Umweltschutz und Nachhaltigkeit
Mit der Smart City verfolgen Stadtplaner drei Ziele: Effizienz, Lebensqualität und Nachhaltigkeit. Städte sind für 70 Prozent des weltweiten CO2-Ausstoßes verantwortlich (PDF). Einer WHO-Studie zufolge verkürzt die Luftverschmutzung die durchschnittliche Lebenserwartung in Deutschland um 10,2 Monate (PDF). Doch nicht nur die Luftverschmutzung muss bekämpft werden, auch erneuerbare Energien wie Wind- und Solarkraft spielen eine entscheidende Rolle. Denn die oben genannten Elektroautos sind immer nur so umweltfreundlich wie der Strom, der sie antreibt. Kommt er etwa aus schmutzigen Kohlekraftwerken, ist für den Umweltschutz nicht viel getan. Wirklich emissionsfrei sind die Autos nur dann, wenn sie mit klimaneutral erzeugter Energie angetrieben werden. Ein Teil dieser Energie kann direkt in der Stadt gewonnen werden – zum Beispiel durch Solarzellen auf Häuserdächern.
Den höchsten Energieverbrauch verursachen jedoch nicht die Kraftfahrzeuge auf den Straßen, sondern die Gebäude. Besonders Heizungen und Klimaanlagen in schlecht gedämmten Gebäuden belasten die Umwelt. Bereits heute gelten in zahlreichen Städten Vorschriften für den nachhaltigen Gebäudebau. 2013 wurde in Hamburg das weltweit erste Haus mit Bioreaktorfassade in Betrieb genommen. Die der Sonne zugewandten Seiten des Hauses wurden mit Glasbioreaktoren bestückt, in denen Grünalgen wachsen. Durch Photosynthese wird Kohlendioxid gebunden und somit die Stadtluft gereinigt. Außerdem entsteht in den Reaktoren Wärme, die in Strom umgewandelt wird. 200 Quadratmeter Algenfassade sollen 4.500 Kilowattstunden pro Jahr erzeugen – der Bedarf einer vierköpfigen Familie wäre damit gedeckt. Das Beispiel zeigt, wie kreative Ideen dazu beitragen können, die Entwicklung der Smart City weiter voranzutreiben.
Schritt für Schritt in Richtung Smart City
Die Metropolen der großen Industrienationen sind das wichtigste Experimentierfeld für die Smart City. Hier finden ihre Technologie-Pioniere die nötige Infrastruktur vor – zum Beispiel leistungsstarke, flächendeckend verfügbare mobile Netze. Um die Vision der intelligenten Stadt zu verwirklichen, setzen sie vor allem auf die neue Mobilfunkgeneration 5G, die erstmals die Kapazitäten liefern wird, um Millionen von Geräten und Sensoren auf kleinem Raum mit Funkverbindungen auszustatten. Dieser Fortschritt ist für die Smart City unverzichtbar, denn nur eine allumfassende Vernetzung kann der städtischen Infrastruktur tatsächlich Intelligenz einhauchen.
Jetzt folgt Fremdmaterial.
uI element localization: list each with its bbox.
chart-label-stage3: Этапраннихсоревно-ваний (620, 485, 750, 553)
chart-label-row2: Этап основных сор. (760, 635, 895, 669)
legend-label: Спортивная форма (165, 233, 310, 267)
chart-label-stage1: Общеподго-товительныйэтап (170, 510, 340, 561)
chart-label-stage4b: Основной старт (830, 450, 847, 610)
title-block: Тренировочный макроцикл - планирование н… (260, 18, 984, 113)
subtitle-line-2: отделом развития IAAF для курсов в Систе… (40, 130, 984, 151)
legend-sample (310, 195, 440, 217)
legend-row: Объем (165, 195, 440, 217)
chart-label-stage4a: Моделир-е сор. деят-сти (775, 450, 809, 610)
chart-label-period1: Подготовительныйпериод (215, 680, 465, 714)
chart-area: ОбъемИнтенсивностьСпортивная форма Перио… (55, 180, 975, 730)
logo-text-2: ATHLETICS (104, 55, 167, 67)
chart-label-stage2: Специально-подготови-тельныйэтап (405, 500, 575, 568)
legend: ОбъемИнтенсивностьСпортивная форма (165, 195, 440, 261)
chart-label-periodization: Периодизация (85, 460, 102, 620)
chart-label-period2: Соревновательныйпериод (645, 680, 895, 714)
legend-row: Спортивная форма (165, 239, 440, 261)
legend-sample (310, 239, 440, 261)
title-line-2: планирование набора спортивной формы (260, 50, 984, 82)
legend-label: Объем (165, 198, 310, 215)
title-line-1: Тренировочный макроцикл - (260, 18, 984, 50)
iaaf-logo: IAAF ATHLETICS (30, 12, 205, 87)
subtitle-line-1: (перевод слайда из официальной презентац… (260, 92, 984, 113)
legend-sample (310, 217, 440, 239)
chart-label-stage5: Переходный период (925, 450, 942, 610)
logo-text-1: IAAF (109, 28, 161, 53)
Qualcomm erwartet die Marktreife der 5G-Technologien zum Ende des laufenden Jahrzehnts. Schon heute lässt sich aber beobachten, wie intelligente Technologien langsam in unsere Städte Einzug erhalten. Die Smart City wird unsere Städte nicht im Handumdrehen revolutionieren, sondern sie sukzessive umgestalten und verbessern. Die obigen Beispiele zeigen, welche Formen der Wandel annehmen kann.